Sem qualquer tipo de análise de dados, o novo diretor de pesquisas do Instituto Brasileiro de Geografia e Estatística (IBGE), Eduardo Rios Neto, disse que pretende retirar uma série de perguntas do questionário básico do Censo 2020. Rios Neto ocupa o cargo de Cláudio Crespo, exonerado por não se alinhar à política bolsonarista. A possível mudança na aplicação do questionário encontra resistência dos servidores do Instituto, já que impactam gravemente na promoção de políticas públicas direcionadas, principalmente, às pessoas em situação de vulnerabilidade social.

De acordo com o dirigente da ASSIBGE (sindicato que representa os servidores do IBGE), Luis Almeida, o objetivo do governo ao tentar aplicar a mudança no questionário é “esconder” a realidade brasileira. “O governo quer esconder várias questões, como desigualdade social – que aumentou após o golpe de 2016, problemas de saneamento básico, desemprego, evasão escolar”, explica.

Como exemplo da essencialidade do Censo para a reestruturação da sociedade de forma mais justa, Almeida dá como exemplo o reconhecimento da união estável para casais do mesmo sexo pelo Supremo Tribunal Federal, em 2011. “Em 2010, foi a primeira vez que o Censo perguntou se o cônjuge era do mesmo sexo. O resultado dessa simples pergunta foi o reconhecimento da união homoafetiva pelo STF”, conta o dirigente do ASSIBGE.

Embora ainda não se tenha batido o martelo sobre o que exatamente sairá do questionário feito pelo Censo, Luis Almeida alerta que a mudança que poderá ser feita vai prejudicar setores da sociedade já marginalizados, como as comunidades quilombolas, os indígenas, negros, mulheres, pessoas com deficiência.

Em nota publicada no último dia 13 de maio, a ASSIBGE afirma: “Qualquer proposta poderia ter sido cotejada em períodos já superados do planejamento do Censo. Resgatar esses pontos agora significa uma desestruturação completa deste planejamento e a inviabilização do Censo. Isso fere duramente os princípios fundamentais de estatísticas oficiais, a independência e a qualidade do trabalho, com as mudanças bruscas que estão querendo impor ao corpo técnico da casa”.

A mudança ainda indica que vai afetar o repasse do Fundo de Participação dos Municípios (FPM), feito pela União, cujo cálculo leva em consideração a quantidade de habitantes levantada pelo IBGE nas estimativas anuais, na contagem populacional e no censo demográfico.

Audiências públicas e manifestações

Os servidores do IBGE ainda se defrontam com o anúncio do corte de 25% do orçamento do Instituto, o que agravará inda mais o reduzido número de servidores do Instituto e a verba destinada às pesquisas.

“Estamos fazendo uma série de ações para barrar tanto o corte orçamentário como a mudança no questionário do Censo.
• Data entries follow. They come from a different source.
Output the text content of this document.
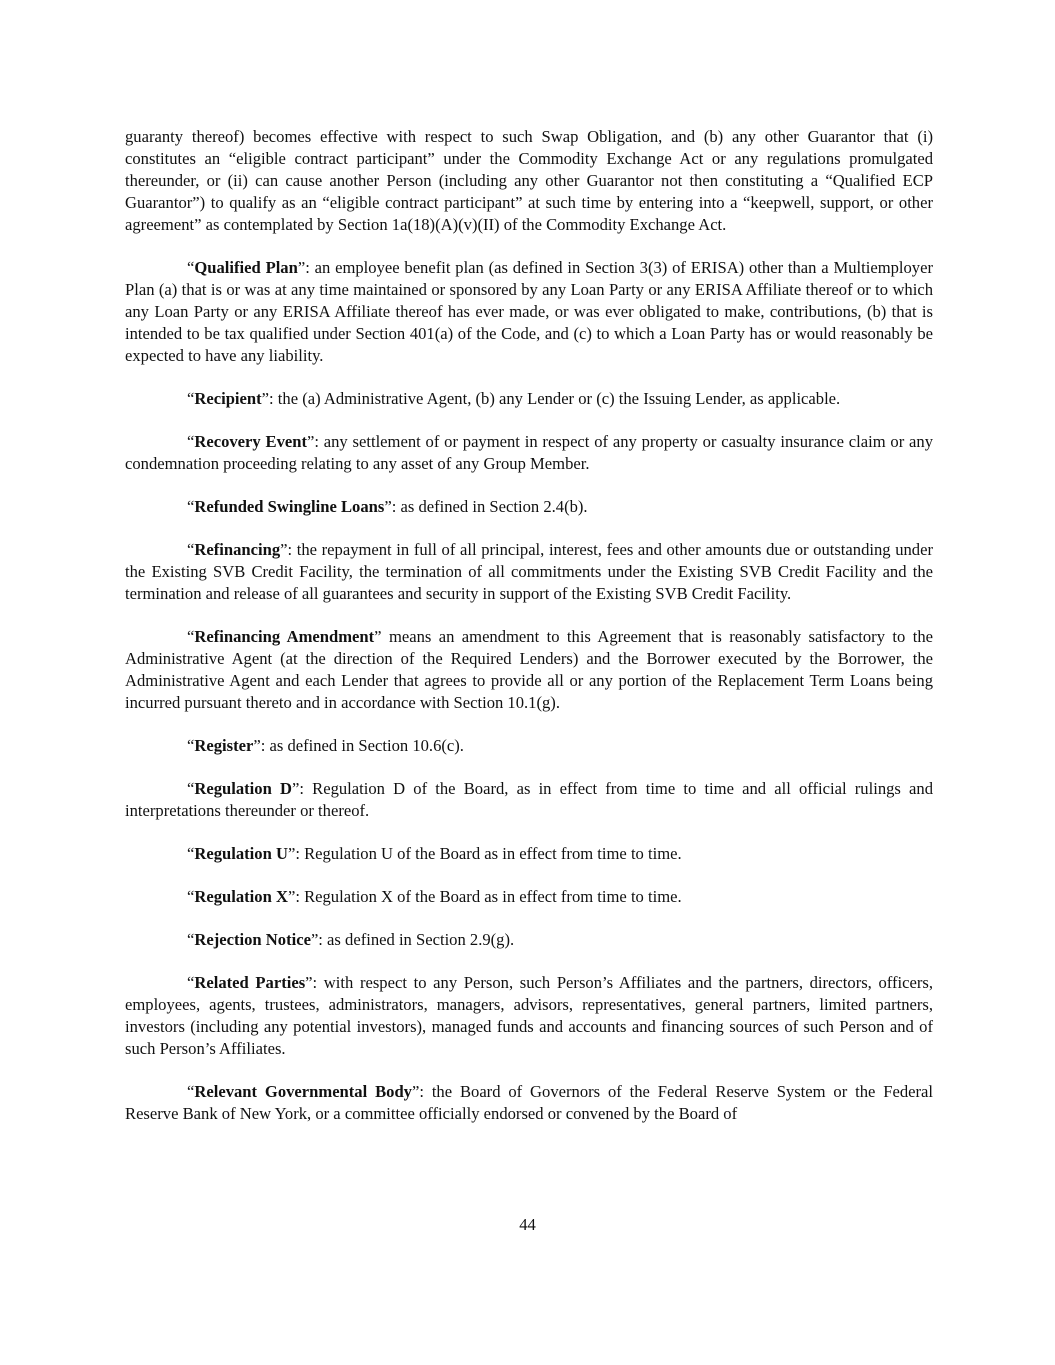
guaranty thereof) becomes effective with respect to such Swap Obligation, and (b) any other Guarantor that (i) constitutes an “eligible contract participant” under the Commodity Exchange Act or any regulations promulgated thereunder, or (ii) can cause another Person (including any other Guarantor not then constituting a “Qualified ECP Guarantor”) to qualify as an “eligible contract participant” at such time by entering into a “keepwell, support, or other agreement” as contemplated by Section 1a(18)(A)(v)(II) of the Commodity Exchange Act.

“Qualified Plan”: an employee benefit plan (as defined in Section 3(3) of ERISA) other than a Multiemployer Plan (a) that is or was at any time maintained or sponsored by any Loan Party or any ERISA Affiliate thereof or to which any Loan Party or any ERISA Affiliate thereof has ever made, or was ever obligated to make, contributions, (b) that is intended to be tax qualified under Section 401(a) of the Code, and (c) to which a Loan Party has or would reasonably be expected to have any liability.

“Recipient”: the (a) Administrative Agent, (b) any Lender or (c) the Issuing Lender, as applicable.

“Recovery Event”: any settlement of or payment in respect of any property or casualty insurance claim or any condemnation proceeding relating to any asset of any Group Member.

“Refunded Swingline Loans”: as defined in Section 2.4(b).

“Refinancing”: the repayment in full of all principal, interest, fees and other amounts due or outstanding under the Existing SVB Credit Facility, the termination of all commitments under the Existing SVB Credit Facility and the termination and release of all guarantees and security in support of the Existing SVB Credit Facility.

“Refinancing Amendment” means an amendment to this Agreement that is reasonably satisfactory to the Administrative Agent (at the direction of the Required Lenders) and the Borrower executed by the Borrower, the Administrative Agent and each Lender that agrees to provide all or any portion of the Replacement Term Loans being incurred pursuant thereto and in accordance with Section 10.1(g).

“Register”: as defined in Section 10.6(c).

“Regulation D”: Regulation D of the Board, as in effect from time to time and all official rulings and interpretations thereunder or thereof.

“Regulation U”: Regulation U of the Board as in effect from time to time.

“Regulation X”: Regulation X of the Board as in effect from time to time.

“Rejection Notice”: as defined in Section 2.9(g).

“Related Parties”: with respect to any Person, such Person’s Affiliates and the partners, directors, officers, employees, agents, trustees, administrators, managers, advisors, representatives, general partners, limited partners, investors (including any potential investors), managed funds and accounts and financing sources of such Person and of such Person’s Affiliates.

“Relevant Governmental Body”: the Board of Governors of the Federal Reserve System or the Federal Reserve Bank of New York, or a committee officially endorsed or convened by the Board of

44
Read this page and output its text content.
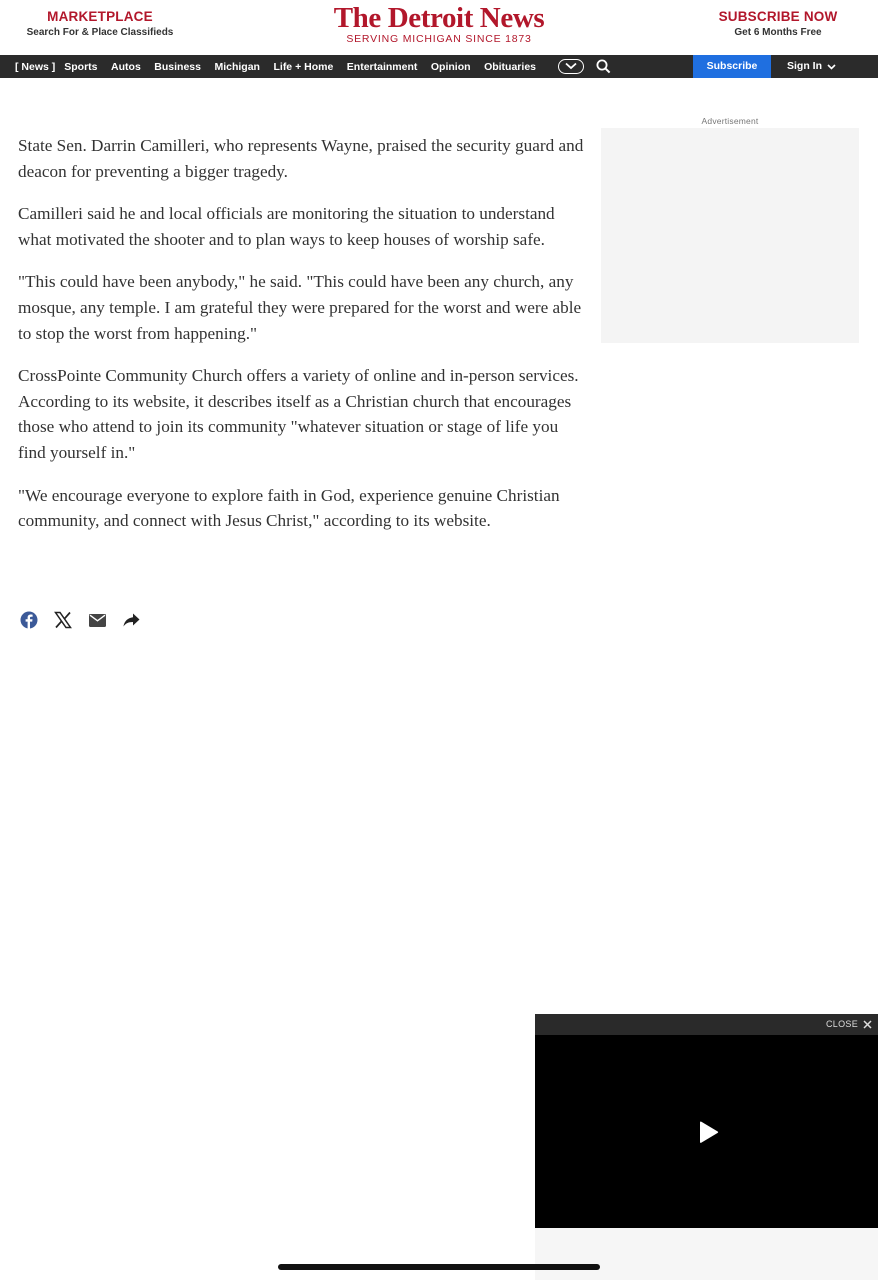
MARKETPLACE
Search For & Place Classifieds	The Detroit News
SERVING MICHIGAN SINCE 1873
SUBSCRIBE NOW
Get 6 Months Free
[ News ] Sports Autos Business Michigan Life + Home Entertainment Opinion Obituaries	Subscribe	Sign In

State Sen. Darrin Camilleri, who represents Wayne, praised the security guard and deacon for preventing a bigger tragedy.

Camilleri said he and local officials are monitoring the situation to understand what motivated the shooter and to plan ways to keep houses of worship safe.

"This could have been anybody," he said. "This could have been any church, any mosque, any temple. I am grateful they were prepared for the worst and were able to stop the worst from happening."

CrossPointe Community Church offers a variety of online and in-person services. According to its website, it describes itself as a Christian church that encourages those who attend to join its community "whatever situation or stage of life you find yourself in."

"We encourage everyone to explore faith in God, experience genuine Christian community, and connect with Jesus Christ," according to its website.

Advertisement
CLOSE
A última manifestação foi feita no dia 2 de maio, em frente à sede do IBGE, no Rio de Janeiro. A presidenta do IBGE, Susana Cordeiro Guerra, disse que só ia nos atender depois da nomeação de todos os diretores. Todos os dias mandamos mensagem cobrando que ela nos receba ”, afirma o dirigente da ASSIBGE, Luiz Almeida. Ele ainda diz que, além de manifestações, o Sindicato vem realizando uma série de audiências públicas na Câmara dos Deputados para denunciar os desmandos do governo Bolsonaro junto ao IBGE.

No calendário de ações, está programado para a próxima terça-feira (21), audiência pública na Comissão de Trabalho, Administração e Serviço Público (CTASP) da Câmara dos Deputados. O encontro, que pautará os riscos impostos ao Censo, será às 14h, no Plenário 10.

O Censo

A contagem oficial da população no Brasil é feita pelo Censo, realizado pelo Instituto Brasileiro de Geografia e Estatística (IBGE). Nesta pesquisa, são levantadas informações sobre a população do país e sua condição de vida. Qual o número de desempregados, quantas mulheres, quantas pessoas vivem na área urbana, qual a renda salarial dos brasileiros e várias outras questões são registradas. Ainda são coletadas informações que servirão de base para a criação de políticas públicas nas áreas de saúde, previdência social e educação da população, além de assistência a grupos específicos como mulheres, crianças, adolescentes e idosos.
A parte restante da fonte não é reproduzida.